The Signals & Street Lighting unit is part of the Traffic Operations Division (Division), and comprises, among other units, the Intersection Control Unit (ICU), responsible for conducting traffic control studies at intersections without traffic signals. The federal Manual on Uniform Traffic Control Devices (MUTCD) contains standards and recommended guidance for traffic control devices, including the need for studies and factors for justifying the installation of traffic signals and multi-way stop controls. Studies that result in denials may be referred to another Department unit for additional safety measures to be considered.
The ICU also evaluates the condition of existing traffic controls (e.g., pavement markings, signs) at intersections and notes necessary improvements that are referred to other units for review. Contractors are required to install approved traffic signals within 45 days of receiving the work order. The Division also initiates reviews referred to as proactive studies where it determines there is a need to evaluate an intersection. The Enhanced Intersection Unit (EIU) is one of the groups that receive referrals and is responsible for reexamining safety measures at intersections such as additional signage markings and improvements.

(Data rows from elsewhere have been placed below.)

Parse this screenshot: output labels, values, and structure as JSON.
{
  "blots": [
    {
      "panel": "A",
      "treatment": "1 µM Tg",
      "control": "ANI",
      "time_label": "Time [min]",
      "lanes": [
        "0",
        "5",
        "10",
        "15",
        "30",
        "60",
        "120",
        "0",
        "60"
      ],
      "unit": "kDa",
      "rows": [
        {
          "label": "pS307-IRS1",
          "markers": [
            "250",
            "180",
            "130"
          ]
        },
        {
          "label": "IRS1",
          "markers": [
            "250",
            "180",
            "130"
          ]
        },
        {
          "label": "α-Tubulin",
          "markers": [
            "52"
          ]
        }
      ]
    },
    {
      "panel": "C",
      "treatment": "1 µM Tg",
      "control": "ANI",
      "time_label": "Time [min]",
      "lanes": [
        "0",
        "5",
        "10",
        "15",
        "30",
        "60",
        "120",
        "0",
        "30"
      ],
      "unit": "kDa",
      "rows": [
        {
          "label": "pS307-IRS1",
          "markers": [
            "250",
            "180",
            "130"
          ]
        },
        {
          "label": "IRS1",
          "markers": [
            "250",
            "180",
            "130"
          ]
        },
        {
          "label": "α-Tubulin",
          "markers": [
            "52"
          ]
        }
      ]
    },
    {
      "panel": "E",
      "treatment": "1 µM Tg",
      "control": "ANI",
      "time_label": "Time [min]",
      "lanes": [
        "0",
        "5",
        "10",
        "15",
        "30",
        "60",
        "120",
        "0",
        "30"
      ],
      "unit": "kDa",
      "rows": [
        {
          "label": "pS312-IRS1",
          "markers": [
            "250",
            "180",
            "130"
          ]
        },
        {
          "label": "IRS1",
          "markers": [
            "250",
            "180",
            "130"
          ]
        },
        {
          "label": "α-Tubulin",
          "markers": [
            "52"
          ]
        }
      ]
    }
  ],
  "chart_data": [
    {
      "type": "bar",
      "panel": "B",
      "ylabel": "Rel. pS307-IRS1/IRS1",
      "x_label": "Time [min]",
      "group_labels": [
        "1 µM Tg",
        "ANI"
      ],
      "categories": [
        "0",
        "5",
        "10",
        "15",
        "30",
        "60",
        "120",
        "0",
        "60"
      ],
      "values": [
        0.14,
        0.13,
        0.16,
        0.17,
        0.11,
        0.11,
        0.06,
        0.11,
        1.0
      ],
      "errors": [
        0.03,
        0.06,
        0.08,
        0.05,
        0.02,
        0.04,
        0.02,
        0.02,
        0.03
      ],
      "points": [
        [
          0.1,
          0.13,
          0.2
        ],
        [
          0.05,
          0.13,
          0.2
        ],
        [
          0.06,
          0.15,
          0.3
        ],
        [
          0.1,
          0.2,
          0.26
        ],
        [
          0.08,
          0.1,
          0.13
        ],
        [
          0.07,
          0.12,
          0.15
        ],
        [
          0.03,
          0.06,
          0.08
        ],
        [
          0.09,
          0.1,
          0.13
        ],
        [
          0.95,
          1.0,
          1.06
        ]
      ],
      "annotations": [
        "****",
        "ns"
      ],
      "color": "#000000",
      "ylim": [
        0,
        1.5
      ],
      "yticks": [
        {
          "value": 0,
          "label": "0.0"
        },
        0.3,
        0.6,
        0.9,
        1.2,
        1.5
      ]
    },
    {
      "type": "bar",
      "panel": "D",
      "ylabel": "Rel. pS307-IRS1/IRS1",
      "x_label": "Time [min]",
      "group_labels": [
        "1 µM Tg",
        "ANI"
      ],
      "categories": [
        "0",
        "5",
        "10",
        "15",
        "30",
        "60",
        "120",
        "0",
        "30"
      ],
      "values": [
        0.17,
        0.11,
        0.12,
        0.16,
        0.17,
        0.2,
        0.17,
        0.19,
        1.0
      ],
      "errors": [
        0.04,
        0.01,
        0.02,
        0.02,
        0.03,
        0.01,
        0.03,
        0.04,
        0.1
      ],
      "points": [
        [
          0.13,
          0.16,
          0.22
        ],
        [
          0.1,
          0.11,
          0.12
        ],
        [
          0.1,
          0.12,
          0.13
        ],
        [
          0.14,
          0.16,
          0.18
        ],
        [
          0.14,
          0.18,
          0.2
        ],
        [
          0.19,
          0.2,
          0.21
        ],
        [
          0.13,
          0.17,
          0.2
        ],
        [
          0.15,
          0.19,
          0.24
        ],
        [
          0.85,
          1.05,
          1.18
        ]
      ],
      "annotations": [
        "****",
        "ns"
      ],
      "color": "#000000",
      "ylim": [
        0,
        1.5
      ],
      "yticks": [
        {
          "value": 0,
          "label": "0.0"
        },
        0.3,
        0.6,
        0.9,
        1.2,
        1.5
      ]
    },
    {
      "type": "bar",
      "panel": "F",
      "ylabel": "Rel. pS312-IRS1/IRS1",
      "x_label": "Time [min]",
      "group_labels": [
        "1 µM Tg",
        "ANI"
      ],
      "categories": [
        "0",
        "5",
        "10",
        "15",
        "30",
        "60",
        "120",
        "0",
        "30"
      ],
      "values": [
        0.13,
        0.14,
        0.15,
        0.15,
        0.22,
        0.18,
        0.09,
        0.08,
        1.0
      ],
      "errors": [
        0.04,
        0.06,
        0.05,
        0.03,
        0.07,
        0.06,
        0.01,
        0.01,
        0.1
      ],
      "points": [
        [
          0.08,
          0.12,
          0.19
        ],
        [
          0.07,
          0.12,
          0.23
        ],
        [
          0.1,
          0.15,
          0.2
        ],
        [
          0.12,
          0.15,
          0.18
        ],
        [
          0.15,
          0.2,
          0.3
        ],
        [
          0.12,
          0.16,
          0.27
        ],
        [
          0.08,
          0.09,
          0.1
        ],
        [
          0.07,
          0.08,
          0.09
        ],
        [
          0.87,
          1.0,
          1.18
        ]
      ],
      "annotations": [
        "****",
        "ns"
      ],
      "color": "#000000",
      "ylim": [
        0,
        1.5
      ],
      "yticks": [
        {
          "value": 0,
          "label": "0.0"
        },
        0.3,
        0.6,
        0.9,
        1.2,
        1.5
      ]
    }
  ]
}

The Traffic Management Center (TMC), also part of the Division, operates 24/7 and is responsible for citywide traffic management, incident response, traffic signal operation and maintenance, and information dissemination. The Department coordinates incident response with its Office of Emergency Response, the New York City Police Department, and the New York State Department of Transportation, in the Joint Transportation Management Center. Midtown in Motion, a congestion management system used by the TMC, is used to improve traffic conditions in midtown Manhattan by identifying traffic issues and automatically adjusting signal patterns to smooth traffic flow.
The Department monitored traffic flow at intersections, but did not address the concerns of its customers in a timely manner. We reviewed several units that were supposed to perform monitoring and operational tasks and found that all of them need to improve their performance. Specifically, we found the following:
- Our review of 78 intersection studies found it took the ICU an average of ten months (41 weeks) to complete a study, well beyond the four-month time frame specified in the Department’s Resource Guide. In fact, 34 studies took more than one year to complete.
- We visited 17 intersections where the ICU recommended improvements and found six improvements that were not implemented and no evidence of the decisions made regarding the recommended improvements.
- The Department did not provide any documentation that the EIU took action to determine if safety measures should be implemented at 5 of the 25 sampled locations based on proactive studies sent by the ICU.
- The ICU did not maintain adequate support for the results of 10 of the 25 proactive studies reviewed. For example, four of the five signal approvals that were based on a warrant1 requiring automated eight-hour traffic counts did not contain the traffic counts or an explanation why the eight-hour counts were not conducted.
- The TMC did not always monitor traffic conditions due to traffic cameras that were pending repair for significant amounts of time, including 35 traffic cameras that were out of service for over 180 days, with two traffic cameras out of service for over five years.
- Revise the Department’s Resource Guide to make meeting the time frames a requirement.
- Develop a process for the ICU to ensure that improvements recommended by its inspectors are implemented promptly. Document the reasons recommendations were not implemented or were modified.
- Ensure the EIU reviews cases from the ICU and documents the results regarding any safety improvements that can be made to an intersection.
- Ensure that intersection study files contain all required documentation, including, but not limited to, information supporting the conclusions in accordance with the MUTCD.
- Develop procedures regarding the camera repair process and update the Electrical Shop Standard Operating Procedures.
1. Justification includes meeting at least one of the threshold conditions (warrants) that, if found to be satisfied as part of an engineering study, shall result in analysis of other traffic conditions or factors to determine whether a traffic control device or other improvement is justified.